The data has a clear inflection point here. Novice-level sessions have about 15% validation success, intermediate and above 28% to 33%. From 15% to 28% is a big jump, the payoff from can’t-do to can-do is the largest. 28% to 33% is a gentle slope, there’s not much more to gain above that.

From novice to intermediate is a big jump, then it mostly flattens out

When It Goes Off Track

You can’t see the gap on smooth roads. The success rates of novices and intermediate-plus are about the same when things go well. But in difficult sessions, novices achieve validation success only 4% of the time, experts 15%, nearly four times the difference.

The abandonment rate tells the flip side of the same story. 19% of novice sessions end in abandonment, not a single line of code written, while other users only see 5% to 7%. When the going is smooth, expert and novice success rates are close, but after getting stuck, the expert’s success rate is nearly four times the novice’s. The gap isn’t when things go smoothly, it’s when things get stuck. Experts win at getting unstuck, not at volume production.

Getting unstuck is something you can practice.

Practice this. When stuck, don’t ask why it’s not working, ask from which step things started going wrong. Go back to the conversation log, find where the deviation first appeared. Write a correction prompt at that step, don’t delete the whole session and start over, just continue from that node. Keep the correct steps that already ran, only fix the part that went wrong. The cost of starting over is bigger than you’d think: the agent follows the existing conversation logic forward, the context is already aligned, and if you delete and start over you throw all that alignment away.

Take sessions where you normally get stuck and practice this specifically. Go back to the beginning, trace through sentence by sentence to find the deviation. Once found, write a correction prompt, continue from there. Practicing deviation-finding ten times is more useful than running a hundred smooth sessions.

Running It End to End

As mentioned earlier, debugging sessions got cut nearly in half, ops and writing doubled. People are moving from single-shot bug fixes to letting AI run something end to end. A single prompt isn’t enough anymore. You need to know how to break something into steps, check each one after it’s done, then move forward.

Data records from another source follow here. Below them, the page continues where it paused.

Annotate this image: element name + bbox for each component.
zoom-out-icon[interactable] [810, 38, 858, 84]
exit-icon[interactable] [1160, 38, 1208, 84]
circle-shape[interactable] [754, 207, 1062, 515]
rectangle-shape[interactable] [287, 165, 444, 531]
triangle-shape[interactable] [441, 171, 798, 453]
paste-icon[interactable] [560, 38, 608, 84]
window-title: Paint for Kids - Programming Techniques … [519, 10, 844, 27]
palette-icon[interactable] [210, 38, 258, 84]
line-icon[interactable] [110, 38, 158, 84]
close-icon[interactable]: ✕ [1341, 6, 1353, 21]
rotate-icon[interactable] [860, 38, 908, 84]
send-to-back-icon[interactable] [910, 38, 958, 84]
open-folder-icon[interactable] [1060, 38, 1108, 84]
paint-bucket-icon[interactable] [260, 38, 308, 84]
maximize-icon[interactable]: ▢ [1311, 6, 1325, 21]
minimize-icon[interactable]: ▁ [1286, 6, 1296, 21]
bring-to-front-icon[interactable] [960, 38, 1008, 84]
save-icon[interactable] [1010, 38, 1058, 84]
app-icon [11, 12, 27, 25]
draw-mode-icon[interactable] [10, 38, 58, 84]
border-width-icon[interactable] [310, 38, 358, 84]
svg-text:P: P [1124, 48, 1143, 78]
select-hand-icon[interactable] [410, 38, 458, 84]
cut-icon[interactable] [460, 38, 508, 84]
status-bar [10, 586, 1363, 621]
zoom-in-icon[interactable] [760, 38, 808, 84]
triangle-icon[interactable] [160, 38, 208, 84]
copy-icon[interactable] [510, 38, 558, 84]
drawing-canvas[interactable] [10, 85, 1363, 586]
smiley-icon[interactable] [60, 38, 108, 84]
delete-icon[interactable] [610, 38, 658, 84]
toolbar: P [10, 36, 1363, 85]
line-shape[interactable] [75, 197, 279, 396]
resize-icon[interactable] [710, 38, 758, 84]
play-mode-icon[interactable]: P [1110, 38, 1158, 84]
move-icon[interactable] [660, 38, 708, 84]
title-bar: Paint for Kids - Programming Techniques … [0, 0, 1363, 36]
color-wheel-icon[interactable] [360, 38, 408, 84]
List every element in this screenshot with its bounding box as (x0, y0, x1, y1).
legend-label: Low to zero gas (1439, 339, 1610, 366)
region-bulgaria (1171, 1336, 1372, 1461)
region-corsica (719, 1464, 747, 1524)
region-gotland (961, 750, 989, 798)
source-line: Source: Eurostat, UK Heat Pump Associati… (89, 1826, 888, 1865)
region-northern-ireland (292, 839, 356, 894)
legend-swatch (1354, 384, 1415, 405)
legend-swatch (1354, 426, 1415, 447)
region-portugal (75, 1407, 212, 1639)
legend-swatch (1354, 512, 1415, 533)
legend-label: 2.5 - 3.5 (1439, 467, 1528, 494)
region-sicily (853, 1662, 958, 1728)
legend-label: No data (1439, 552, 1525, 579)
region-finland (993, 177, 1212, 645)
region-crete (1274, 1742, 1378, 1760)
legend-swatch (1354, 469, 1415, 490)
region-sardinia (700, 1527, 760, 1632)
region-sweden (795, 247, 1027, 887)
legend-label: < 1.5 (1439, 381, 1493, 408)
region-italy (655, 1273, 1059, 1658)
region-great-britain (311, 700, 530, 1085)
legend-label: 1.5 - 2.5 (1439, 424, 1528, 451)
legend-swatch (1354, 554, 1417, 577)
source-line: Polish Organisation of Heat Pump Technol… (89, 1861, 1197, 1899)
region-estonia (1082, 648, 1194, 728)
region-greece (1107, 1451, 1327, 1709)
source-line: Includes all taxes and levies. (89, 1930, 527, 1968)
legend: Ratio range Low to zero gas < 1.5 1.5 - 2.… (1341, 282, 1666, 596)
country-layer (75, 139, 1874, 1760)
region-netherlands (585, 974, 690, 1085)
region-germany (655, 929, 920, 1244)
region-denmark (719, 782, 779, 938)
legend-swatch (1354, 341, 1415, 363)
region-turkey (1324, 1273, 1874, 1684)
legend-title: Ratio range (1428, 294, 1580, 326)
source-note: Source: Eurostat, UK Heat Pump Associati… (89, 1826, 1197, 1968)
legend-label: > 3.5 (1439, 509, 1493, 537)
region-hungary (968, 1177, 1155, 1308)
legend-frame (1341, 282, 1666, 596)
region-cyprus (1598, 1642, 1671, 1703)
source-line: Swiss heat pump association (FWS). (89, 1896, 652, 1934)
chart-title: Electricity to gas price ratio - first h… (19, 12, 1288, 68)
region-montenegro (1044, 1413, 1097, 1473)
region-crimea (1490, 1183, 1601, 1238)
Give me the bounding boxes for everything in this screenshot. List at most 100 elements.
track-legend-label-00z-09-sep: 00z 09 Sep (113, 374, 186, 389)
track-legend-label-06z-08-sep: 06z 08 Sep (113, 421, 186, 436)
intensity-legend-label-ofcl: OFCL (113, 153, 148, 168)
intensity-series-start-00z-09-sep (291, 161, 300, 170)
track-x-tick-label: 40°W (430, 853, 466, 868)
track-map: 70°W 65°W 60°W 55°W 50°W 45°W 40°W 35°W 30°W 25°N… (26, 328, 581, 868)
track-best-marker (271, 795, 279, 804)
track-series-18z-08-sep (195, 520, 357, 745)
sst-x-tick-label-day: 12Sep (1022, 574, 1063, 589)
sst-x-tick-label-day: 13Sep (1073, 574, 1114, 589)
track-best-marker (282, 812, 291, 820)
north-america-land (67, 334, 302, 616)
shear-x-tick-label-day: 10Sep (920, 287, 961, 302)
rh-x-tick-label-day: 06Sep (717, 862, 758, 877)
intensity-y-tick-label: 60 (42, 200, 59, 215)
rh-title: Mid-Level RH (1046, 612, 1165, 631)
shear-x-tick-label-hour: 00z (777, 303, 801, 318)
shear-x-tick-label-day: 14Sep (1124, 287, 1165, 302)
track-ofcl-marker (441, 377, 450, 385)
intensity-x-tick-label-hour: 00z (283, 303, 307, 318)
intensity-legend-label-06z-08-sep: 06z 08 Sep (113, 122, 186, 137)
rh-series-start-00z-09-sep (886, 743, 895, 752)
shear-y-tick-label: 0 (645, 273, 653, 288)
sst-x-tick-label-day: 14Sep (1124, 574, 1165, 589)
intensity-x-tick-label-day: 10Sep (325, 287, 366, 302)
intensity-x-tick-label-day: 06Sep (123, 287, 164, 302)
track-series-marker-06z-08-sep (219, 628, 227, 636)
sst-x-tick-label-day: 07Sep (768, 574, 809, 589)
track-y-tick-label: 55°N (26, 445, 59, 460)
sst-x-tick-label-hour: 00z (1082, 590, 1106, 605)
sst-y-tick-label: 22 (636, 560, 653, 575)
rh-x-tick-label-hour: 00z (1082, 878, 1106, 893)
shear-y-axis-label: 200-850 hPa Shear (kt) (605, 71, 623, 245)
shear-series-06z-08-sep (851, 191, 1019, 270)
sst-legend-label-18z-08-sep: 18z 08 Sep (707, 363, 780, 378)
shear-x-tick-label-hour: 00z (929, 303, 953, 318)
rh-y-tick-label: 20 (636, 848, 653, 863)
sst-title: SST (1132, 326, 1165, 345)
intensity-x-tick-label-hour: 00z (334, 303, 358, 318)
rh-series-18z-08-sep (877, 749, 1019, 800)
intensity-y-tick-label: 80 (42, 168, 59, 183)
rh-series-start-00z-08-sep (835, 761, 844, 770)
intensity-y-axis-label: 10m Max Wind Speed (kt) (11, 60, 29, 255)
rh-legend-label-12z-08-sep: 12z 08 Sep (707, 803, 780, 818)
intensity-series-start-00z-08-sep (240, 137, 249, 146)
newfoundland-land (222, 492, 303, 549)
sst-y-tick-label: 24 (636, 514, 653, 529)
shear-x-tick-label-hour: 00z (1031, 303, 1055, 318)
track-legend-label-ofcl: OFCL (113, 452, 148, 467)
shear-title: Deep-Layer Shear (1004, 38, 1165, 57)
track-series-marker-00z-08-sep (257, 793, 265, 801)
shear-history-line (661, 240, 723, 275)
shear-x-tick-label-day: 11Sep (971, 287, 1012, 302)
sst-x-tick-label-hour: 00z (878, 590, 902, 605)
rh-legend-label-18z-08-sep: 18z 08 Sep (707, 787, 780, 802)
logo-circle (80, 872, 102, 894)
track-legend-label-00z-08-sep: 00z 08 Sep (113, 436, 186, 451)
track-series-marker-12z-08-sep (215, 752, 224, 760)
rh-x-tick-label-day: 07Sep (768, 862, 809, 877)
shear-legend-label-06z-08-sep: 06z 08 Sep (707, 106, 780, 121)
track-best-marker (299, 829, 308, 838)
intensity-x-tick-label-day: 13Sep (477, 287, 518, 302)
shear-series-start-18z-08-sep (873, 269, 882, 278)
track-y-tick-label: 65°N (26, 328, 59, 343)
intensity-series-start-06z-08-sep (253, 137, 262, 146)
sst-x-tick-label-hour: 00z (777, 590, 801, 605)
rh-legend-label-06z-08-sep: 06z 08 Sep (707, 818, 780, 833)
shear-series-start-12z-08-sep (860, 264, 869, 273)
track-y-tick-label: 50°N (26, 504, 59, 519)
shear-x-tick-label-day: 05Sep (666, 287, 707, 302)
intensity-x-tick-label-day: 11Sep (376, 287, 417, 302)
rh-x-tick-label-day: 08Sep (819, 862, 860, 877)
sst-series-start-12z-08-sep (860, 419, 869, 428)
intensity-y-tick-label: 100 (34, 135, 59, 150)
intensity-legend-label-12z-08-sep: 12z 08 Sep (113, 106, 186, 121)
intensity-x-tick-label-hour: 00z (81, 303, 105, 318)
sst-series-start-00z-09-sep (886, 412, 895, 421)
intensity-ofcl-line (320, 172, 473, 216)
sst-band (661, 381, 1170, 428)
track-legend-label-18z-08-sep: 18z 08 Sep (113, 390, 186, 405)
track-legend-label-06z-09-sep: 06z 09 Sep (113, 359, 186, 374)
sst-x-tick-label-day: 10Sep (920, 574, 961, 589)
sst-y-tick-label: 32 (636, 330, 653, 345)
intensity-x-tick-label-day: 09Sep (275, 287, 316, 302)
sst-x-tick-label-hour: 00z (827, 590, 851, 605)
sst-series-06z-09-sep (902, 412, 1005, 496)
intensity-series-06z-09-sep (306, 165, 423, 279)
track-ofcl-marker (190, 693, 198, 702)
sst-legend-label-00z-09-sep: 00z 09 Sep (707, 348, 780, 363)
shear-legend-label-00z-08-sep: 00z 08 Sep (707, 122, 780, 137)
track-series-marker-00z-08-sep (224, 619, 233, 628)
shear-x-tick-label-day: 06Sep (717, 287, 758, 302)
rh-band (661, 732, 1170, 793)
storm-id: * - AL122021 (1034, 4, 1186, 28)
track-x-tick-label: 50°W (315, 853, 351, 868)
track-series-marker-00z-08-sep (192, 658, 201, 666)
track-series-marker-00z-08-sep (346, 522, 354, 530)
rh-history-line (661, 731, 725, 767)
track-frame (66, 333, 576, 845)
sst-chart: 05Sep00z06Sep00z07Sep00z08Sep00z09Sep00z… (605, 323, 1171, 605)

Practice this. First break the task into three to five steps, each with its own output and verification method. Stop and look after each step, only continue if it passes. Once you’re comfortable, turn the checkpoints into rules for AI to verify itself, and auto-advance when passed. Orchestration goes from manual to semi-automatic.

When users keep execution decisions in their own hands, Claude does about 8 operations per turn. Let the agent also take over the judgment of what to do next, and operations per turn jump to about 16. Letting the agent do more planning is feasible, the precondition is that it fully grasps what you actually want upstream. Upstream precision determines downstream delegation boundaries.

Many people can write prompts, few can design multi-step flows. This isn’t some new skill, but it’s the most skipped one.

This data comes from Anthropic’s analysis of 400,000 Claude Code sessions, covering approximately 235,000 users, spanning October 2025 to April 2026, all from interactive sessions, excluding automated pipeline calls. An average session has about 4 turns, producing about 2,400 words. Orchestration isn’t a variable directly measured in the report, it’s an engineering inference drawn from usage migration. “Good enough” refers to in-session observable success signals: whether git commit passes CI, whether tests go green, whether the user confirms, excluding long-term maintenance costs or business outcomes. Seven months is a directional early signal, during which model versions iterated, product forms changed, and user proficiency rose, these changes are the result of multiple forces acting together.

Say it clearly, pull it back, chain it together. Chasing these directions is enough to practice for a while.